After months of taking a battering at the foreign exchange markets, this past week has seen the naira appreciate against the dollar from upwards of N500 to a dollar to N440 to a dollar, and the spread between the official and parallel exchange market rates reduce significantly.
This is largely due to the new policy of the Central Bank of Nigeria to provide direct additional funding to meet forex demands for personal and business travel, medical needs and school fees immediately.
It also achieves the objective of the policy, which was informed by a directive of the National Economic Council (NEC) to reduce the spreads between the official and parallel markets, most likely to disincentivize people involved in round-tripping by selling dollars obtained officially on the black market.
While the results of the policy are laudable, it is unlikely that it will be sustainable. It will not reduce demand for dollars and the spread is likely to widen again.
We are at this point because as revenue from crude oil sales have dropped drastically over the past two years, this administration has been insistent on not floating the naira against the advice of experts, both local and foreign.
As a result, the CBN has been dancing to its tune by trying ‘demand management’, cutting down the number of people accessing forex officially through the introduction of a list of 41 items for which importers cannot get cheap dollars. The end result is obvious – it has forced people to the parallel market and created such a wide difference between the official and black market price and allegations of a forex subsidy scam taking place.
The end results of the refusal to float the naira cannot be overemphasized: companies and manufacturers are starved of forex to import raw materials, leading to staff being laid off; foreign investors are staying away in order to avoid losing their investments, and the economy continues to lose overall as a result.
This new p0licy is the latest in a string of moves by the CBN and the Federal Government to make forex more available and cheaper but without floating the naira. This is because all other policies have failed: banning importers of certain items from accessing forex officially, claiming to float the naira but not really floating it, directing banks to not sell forex to international money transfer organizations, and then instructing them how to allocate their forex. All of these have failed in making forex available and cheaper.

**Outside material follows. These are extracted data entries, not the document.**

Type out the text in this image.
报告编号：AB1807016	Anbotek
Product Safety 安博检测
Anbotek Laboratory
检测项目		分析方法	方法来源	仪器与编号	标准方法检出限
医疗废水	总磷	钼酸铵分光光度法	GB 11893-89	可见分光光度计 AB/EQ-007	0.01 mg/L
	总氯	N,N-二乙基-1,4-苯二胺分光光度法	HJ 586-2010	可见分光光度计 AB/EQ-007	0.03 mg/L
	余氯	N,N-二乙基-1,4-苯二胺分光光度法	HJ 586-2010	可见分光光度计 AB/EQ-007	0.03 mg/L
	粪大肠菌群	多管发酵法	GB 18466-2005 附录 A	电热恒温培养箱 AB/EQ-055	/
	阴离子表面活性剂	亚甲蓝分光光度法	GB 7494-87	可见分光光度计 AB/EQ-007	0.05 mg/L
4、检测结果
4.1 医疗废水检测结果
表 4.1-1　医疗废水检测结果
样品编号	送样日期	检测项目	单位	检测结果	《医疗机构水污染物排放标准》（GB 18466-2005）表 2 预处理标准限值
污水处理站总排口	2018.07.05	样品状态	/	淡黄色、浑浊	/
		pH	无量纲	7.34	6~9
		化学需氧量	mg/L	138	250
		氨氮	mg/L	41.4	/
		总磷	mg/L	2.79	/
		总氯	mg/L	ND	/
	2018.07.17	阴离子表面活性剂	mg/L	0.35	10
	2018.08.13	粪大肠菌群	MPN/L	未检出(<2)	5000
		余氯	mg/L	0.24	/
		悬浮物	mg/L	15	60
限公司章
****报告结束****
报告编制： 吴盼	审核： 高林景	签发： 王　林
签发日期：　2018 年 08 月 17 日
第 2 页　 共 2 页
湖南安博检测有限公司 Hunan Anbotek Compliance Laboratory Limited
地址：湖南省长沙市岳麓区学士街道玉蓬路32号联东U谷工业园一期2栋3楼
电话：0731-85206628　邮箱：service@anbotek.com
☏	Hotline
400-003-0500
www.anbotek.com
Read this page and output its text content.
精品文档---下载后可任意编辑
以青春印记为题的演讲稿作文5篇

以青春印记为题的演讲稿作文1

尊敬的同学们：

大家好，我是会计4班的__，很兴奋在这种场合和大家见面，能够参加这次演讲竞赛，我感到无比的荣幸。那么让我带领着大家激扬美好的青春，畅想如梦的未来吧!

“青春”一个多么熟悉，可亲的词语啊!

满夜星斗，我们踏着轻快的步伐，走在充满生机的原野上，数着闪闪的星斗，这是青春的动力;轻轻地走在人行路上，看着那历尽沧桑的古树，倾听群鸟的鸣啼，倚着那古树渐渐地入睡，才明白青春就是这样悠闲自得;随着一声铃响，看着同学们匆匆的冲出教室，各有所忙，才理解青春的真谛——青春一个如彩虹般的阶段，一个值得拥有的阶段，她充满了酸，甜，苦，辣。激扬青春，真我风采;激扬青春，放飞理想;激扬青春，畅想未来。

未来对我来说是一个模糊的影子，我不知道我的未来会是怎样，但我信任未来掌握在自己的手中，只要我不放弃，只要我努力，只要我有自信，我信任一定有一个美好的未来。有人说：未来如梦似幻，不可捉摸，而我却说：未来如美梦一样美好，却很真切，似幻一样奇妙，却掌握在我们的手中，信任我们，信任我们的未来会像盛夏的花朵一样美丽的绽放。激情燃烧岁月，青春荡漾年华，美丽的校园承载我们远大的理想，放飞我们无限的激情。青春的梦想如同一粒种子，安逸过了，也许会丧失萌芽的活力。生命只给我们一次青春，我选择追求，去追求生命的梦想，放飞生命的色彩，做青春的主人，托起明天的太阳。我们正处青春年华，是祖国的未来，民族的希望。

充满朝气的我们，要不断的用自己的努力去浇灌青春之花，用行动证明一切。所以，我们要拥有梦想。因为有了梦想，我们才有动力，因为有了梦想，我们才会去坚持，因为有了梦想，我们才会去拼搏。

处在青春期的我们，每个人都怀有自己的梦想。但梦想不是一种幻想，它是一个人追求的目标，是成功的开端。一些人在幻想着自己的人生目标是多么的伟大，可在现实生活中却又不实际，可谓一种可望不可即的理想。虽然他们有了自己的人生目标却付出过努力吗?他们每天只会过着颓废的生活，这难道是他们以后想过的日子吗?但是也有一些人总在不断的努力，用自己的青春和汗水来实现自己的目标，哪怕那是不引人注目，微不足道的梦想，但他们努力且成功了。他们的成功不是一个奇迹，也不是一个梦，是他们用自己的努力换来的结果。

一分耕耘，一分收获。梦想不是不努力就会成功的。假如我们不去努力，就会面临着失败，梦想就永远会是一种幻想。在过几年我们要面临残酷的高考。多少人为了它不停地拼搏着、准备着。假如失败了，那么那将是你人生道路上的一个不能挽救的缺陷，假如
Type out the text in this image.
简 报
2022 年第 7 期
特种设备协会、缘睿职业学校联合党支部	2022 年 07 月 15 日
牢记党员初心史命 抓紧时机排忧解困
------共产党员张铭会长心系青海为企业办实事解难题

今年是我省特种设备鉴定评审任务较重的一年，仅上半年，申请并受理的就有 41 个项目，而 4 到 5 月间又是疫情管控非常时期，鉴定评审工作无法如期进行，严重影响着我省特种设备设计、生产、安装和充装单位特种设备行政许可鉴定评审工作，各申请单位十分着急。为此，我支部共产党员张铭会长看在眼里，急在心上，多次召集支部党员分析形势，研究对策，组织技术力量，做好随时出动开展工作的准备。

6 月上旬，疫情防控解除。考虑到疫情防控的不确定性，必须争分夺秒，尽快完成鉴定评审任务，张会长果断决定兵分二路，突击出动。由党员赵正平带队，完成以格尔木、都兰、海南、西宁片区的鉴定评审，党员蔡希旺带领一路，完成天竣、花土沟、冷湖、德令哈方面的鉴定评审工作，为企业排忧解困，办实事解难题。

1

This is because the CBN is disregarding well-established laws of economics and trying to achieve this objective through the backdoor. Based on recent history, it is safe to say that this recent appreciation of the naira is only a temporary reprieve.
The CBN should stop trying to hide its head in the sand when it comes to knowing the solution to our monetary policy crisis and it should move ahead to genuinely float the naira.
On its own part, the Federal Government should throw its weight behind floating the currency, and then moving forward with the necessary reforms that will move our economy forward. Its continued insistence in not floating the naira is a primary reason that there is such a wide difference between official and parallel prices of the dollar and only makes it easier for people to engage in round-tripping.
The longer we refuse to do the necessary thing, the deeper we sink into this economic morass.